No. It adds fuel per decade over half throttle / top end. Almost like an adjustable main jet. Lectron make the metering rod slightly lean up top and you can adjust the top with adding fuel via the powerjet. This is also super handy for when you do wide open stuff like sand dunes. Twist open the powerjet a 1/4 turn and your good to ride sand.
 
If your shocks have not lost too much oil you can try recharging the reservoirs and quite often they will stop leaking.
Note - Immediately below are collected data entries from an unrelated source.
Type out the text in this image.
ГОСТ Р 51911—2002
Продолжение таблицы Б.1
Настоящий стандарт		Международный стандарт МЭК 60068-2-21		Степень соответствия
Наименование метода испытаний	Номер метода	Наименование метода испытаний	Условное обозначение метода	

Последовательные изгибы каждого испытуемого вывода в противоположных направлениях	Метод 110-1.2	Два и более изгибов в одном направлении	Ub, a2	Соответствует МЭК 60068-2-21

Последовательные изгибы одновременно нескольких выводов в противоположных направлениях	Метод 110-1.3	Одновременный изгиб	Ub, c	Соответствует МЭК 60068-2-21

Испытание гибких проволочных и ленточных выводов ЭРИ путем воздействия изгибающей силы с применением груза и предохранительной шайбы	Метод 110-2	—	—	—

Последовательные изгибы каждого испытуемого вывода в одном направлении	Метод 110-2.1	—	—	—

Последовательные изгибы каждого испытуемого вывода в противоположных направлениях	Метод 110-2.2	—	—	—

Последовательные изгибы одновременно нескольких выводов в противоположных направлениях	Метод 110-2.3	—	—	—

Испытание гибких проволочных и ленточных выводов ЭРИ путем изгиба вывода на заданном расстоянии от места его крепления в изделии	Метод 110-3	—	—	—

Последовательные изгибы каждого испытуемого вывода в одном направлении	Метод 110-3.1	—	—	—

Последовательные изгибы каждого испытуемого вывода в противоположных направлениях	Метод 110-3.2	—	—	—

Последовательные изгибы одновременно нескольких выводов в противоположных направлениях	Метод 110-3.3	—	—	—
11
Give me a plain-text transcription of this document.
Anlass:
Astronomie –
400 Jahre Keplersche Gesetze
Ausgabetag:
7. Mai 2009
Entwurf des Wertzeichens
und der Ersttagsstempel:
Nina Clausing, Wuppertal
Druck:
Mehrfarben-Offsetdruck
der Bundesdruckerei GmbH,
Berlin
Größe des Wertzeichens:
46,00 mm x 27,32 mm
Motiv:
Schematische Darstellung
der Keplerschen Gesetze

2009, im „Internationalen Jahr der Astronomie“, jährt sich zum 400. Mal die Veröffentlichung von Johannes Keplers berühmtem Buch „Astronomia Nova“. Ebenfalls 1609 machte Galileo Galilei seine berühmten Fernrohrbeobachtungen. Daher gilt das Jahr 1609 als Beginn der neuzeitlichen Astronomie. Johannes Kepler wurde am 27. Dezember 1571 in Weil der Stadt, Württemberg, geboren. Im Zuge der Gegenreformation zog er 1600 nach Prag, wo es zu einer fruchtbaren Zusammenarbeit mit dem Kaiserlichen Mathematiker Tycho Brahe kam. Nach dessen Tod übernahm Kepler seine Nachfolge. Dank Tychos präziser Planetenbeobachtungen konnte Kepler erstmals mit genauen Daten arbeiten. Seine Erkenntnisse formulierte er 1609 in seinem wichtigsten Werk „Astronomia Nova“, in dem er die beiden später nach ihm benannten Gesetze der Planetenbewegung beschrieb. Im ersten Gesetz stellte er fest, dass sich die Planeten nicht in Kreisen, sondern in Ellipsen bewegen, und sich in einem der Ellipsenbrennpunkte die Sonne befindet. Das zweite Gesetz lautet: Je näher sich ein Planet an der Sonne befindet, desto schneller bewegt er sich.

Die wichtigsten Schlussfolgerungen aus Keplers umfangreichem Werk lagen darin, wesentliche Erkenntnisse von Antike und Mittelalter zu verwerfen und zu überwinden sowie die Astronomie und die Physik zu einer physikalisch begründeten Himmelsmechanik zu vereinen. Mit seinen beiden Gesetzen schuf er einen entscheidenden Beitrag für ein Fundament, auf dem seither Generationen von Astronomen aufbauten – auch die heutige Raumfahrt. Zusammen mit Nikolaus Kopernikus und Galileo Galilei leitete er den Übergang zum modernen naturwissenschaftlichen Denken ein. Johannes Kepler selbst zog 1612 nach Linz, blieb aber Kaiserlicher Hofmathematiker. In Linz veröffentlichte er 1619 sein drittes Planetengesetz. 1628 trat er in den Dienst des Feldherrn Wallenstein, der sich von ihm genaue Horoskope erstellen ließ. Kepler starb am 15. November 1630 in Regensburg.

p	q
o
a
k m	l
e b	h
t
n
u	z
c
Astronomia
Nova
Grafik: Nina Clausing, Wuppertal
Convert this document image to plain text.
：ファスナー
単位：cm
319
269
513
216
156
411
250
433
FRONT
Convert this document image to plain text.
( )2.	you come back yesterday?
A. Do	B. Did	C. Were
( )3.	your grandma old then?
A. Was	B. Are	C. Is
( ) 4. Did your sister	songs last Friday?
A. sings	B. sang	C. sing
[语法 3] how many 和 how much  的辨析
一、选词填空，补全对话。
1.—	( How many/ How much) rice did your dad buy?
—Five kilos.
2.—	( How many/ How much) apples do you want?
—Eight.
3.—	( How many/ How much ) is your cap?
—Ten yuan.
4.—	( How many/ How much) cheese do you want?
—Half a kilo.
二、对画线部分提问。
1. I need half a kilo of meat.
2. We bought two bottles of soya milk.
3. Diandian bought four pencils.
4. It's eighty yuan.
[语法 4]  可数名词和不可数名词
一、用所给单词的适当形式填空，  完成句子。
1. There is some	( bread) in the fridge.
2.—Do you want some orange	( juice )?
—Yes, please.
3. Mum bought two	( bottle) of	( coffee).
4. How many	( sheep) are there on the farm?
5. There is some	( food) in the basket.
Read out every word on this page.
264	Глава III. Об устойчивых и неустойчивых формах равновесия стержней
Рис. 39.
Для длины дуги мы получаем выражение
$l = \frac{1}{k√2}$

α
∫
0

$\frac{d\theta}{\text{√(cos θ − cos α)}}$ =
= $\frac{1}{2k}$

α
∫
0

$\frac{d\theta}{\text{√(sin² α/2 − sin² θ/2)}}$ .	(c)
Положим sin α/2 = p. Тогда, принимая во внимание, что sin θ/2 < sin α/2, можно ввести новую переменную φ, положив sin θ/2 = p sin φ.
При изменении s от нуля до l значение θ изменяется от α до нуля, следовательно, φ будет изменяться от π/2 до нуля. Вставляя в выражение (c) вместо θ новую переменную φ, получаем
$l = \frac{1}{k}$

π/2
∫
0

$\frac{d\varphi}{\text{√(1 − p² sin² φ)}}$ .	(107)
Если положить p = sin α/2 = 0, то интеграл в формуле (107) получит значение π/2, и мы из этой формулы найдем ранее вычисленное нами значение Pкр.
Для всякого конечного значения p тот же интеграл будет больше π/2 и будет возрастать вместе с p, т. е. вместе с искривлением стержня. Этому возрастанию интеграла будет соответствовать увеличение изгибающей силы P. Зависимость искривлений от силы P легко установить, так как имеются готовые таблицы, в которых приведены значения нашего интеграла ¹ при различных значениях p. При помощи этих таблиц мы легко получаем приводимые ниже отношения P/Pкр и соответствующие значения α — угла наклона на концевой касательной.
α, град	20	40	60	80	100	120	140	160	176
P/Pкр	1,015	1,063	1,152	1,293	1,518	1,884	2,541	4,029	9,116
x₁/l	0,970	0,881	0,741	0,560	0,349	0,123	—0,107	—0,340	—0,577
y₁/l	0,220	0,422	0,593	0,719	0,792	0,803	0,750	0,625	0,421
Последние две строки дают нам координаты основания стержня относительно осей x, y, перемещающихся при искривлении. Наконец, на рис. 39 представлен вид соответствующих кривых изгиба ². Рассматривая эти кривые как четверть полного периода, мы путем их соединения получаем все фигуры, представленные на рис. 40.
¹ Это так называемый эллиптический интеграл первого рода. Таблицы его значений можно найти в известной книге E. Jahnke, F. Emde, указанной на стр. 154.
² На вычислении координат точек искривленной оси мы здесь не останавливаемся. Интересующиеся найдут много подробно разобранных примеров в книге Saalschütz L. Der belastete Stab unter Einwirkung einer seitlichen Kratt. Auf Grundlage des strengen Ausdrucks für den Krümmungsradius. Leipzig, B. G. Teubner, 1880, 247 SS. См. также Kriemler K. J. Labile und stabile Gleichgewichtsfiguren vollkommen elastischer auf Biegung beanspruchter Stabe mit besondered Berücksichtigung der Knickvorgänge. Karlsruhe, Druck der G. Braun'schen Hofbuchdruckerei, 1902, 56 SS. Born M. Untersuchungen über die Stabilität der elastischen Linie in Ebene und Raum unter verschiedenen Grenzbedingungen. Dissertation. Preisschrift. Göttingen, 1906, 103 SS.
I use 150 psi regular compressed air, but you are supposed to use nitrogen.
 
If your shocks have not lost too much oil you can try recharging the reservoirs and quite often they will stop leaking. I use 150 psi regular compressed air, but you are supposed to use nitrogen.
They have lost a lot of oil. Enough to make a small puddle under my backwheel.
 
Does anybody have any experience with fixing up the old shox?
Is there a company that anyone knows about (preferably in europe/scandinavia) that can fix them up?
As an alternative i have looked into these

http://ebutik.nccr.se/hagon-stotdampare/hagon-husqvarna/husqvarna-wr390-enduro-m-ar-78/

Does anyone know it my 1978 250 cr has the same size as the 390? If not they could make it in my size.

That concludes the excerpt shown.